E tuttavia il dibattito sul come eravamo non è solo al passato remoto. Come mai lo è, a dispetto delle apparenze, alcun dibattito di questo tipo. Così ha coinvolto, per esempio, anche la figura di Sergio Cusani e il suo comportamento processuale. In una trasmissione serale su Rai 3 su Tangentopoli, l’ex finanziere ha infatti ricondotto le ragioni del suo silenzio davanti a Di Pietro ai principi della propria formazione politica nel Movimento studentesco. Sergio Vicario, instancabile animatore di questo variopinto villaggio storico-telematico, ha plaudito – nuovamente in rete – all’affermazione di Cusani, parlando di un "imprinting" positivo di quell’esperienza, rintracciabile nella consapevolezza dei diritti dei singoli di fronte al potere (giudiziario in questo caso). Ma Gianni Barbacetto, curatore della puntata televisiva e noto giornalista della linea anticorrotti, gli ha risposto: apprezzo Sergio per molti motivi, ma "sono ancora in disaccordo con lui sulla sua ‘omertà’: per me svelare tutto non è un modo per alleggerire le proprie responsabilità, ma per evitare l’Italia dei ricatti". "Il movimento studentesco mi ha formato in molti valori", ha ammesso Barbacetto, "ma l’omertà di gruppo era invece un dislvalore di cui mi sono spogliato".

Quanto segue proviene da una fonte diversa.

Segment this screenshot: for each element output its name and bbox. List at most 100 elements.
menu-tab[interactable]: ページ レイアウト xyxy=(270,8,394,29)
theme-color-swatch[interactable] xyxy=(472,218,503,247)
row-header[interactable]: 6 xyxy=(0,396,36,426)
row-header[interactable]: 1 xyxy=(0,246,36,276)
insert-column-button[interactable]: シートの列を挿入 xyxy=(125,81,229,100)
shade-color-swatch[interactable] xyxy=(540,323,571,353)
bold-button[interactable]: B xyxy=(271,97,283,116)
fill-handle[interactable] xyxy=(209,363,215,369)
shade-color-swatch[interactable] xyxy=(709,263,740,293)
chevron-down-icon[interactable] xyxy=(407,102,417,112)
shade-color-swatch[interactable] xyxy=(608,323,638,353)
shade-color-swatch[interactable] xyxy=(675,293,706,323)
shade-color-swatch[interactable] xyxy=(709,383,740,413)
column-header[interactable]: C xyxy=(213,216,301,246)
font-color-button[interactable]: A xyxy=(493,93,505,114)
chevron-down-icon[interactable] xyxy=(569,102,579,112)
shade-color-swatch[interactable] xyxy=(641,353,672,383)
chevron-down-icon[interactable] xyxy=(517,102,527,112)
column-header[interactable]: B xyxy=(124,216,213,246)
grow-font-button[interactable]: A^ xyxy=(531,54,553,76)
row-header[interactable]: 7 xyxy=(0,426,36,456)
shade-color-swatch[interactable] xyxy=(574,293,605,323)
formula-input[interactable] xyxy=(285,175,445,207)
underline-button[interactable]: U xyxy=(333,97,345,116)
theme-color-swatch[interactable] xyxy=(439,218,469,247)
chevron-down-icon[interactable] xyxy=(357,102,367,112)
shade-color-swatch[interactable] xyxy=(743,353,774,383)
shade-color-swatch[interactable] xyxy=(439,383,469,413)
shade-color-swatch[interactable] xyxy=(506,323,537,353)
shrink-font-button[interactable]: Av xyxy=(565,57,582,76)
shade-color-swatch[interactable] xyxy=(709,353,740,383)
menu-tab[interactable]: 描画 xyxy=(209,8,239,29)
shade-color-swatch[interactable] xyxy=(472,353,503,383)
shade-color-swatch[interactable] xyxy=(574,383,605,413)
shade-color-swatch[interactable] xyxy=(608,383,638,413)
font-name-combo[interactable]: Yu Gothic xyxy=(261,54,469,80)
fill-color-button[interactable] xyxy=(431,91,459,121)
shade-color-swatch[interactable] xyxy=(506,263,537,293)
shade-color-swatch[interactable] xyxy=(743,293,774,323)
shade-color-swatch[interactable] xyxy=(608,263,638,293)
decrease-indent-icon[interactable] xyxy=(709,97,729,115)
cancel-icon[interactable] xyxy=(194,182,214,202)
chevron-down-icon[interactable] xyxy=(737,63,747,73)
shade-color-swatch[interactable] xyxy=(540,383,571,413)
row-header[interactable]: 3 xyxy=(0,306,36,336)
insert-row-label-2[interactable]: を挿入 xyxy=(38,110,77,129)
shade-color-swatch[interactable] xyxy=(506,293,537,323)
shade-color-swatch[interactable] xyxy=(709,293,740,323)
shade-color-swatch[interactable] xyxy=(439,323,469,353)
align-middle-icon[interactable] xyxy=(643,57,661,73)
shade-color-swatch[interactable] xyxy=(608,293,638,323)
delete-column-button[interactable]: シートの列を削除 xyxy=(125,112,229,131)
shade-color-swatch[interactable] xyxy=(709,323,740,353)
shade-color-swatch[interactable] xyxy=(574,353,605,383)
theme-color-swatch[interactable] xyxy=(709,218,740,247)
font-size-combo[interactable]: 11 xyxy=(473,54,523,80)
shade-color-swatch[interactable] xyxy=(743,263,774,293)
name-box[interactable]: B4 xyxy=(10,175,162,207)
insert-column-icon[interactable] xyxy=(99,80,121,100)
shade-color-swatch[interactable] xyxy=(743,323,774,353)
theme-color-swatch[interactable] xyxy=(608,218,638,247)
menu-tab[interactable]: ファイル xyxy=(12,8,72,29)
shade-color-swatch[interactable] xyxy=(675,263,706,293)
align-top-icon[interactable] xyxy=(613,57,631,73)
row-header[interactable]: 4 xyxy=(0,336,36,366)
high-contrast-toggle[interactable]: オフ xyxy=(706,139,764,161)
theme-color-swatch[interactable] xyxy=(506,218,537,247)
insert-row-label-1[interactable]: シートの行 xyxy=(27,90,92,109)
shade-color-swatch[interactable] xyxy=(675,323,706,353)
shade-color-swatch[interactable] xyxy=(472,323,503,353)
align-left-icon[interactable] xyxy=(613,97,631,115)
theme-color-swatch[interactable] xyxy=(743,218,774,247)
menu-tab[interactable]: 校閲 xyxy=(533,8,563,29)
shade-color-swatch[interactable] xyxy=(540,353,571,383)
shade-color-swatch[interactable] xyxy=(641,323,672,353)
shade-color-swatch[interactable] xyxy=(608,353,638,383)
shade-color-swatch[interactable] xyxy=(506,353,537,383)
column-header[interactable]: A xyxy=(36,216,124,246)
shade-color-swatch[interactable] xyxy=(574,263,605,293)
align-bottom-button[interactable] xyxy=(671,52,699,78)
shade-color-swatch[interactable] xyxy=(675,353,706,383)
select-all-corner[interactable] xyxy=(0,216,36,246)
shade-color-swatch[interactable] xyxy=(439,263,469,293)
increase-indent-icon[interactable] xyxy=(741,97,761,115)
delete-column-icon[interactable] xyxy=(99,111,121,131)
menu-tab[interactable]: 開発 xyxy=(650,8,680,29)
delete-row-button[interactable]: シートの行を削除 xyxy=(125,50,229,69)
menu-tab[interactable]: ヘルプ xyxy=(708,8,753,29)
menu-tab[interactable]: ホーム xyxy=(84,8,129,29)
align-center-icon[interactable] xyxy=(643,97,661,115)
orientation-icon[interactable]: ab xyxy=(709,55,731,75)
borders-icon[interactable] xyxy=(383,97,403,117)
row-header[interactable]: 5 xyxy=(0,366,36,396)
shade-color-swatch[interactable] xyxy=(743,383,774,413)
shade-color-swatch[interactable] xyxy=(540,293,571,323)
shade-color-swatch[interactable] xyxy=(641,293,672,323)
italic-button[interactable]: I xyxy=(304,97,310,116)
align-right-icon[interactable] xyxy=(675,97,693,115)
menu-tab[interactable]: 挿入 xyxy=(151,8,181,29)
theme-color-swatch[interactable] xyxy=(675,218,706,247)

Finito qui? No. In dissenso da Barbacetto è intervenuto Roberto Peretta, uno dei responsabili culturali del movimento. Che è partito da Hannah Arendt per richiamare il principio della responsabilità individuale ed azzardare il paragone con il silenzio di chi sotto tortura non tradisce i compagni di una lotta di liberazione (anche quella è omertà di gruppo?, domanda). E per concludere, in controtendenza con gli anni settanta, che il personale non è politico e che "Sergio Cusani, come chiunque altro, è prima un individuo che un individuo politico".
Ce ne sarebbe abbastanza per una bella foto di gruppo. Ma qui, giustamente, non sta fermo nessuno. Si muovono anche i reduci.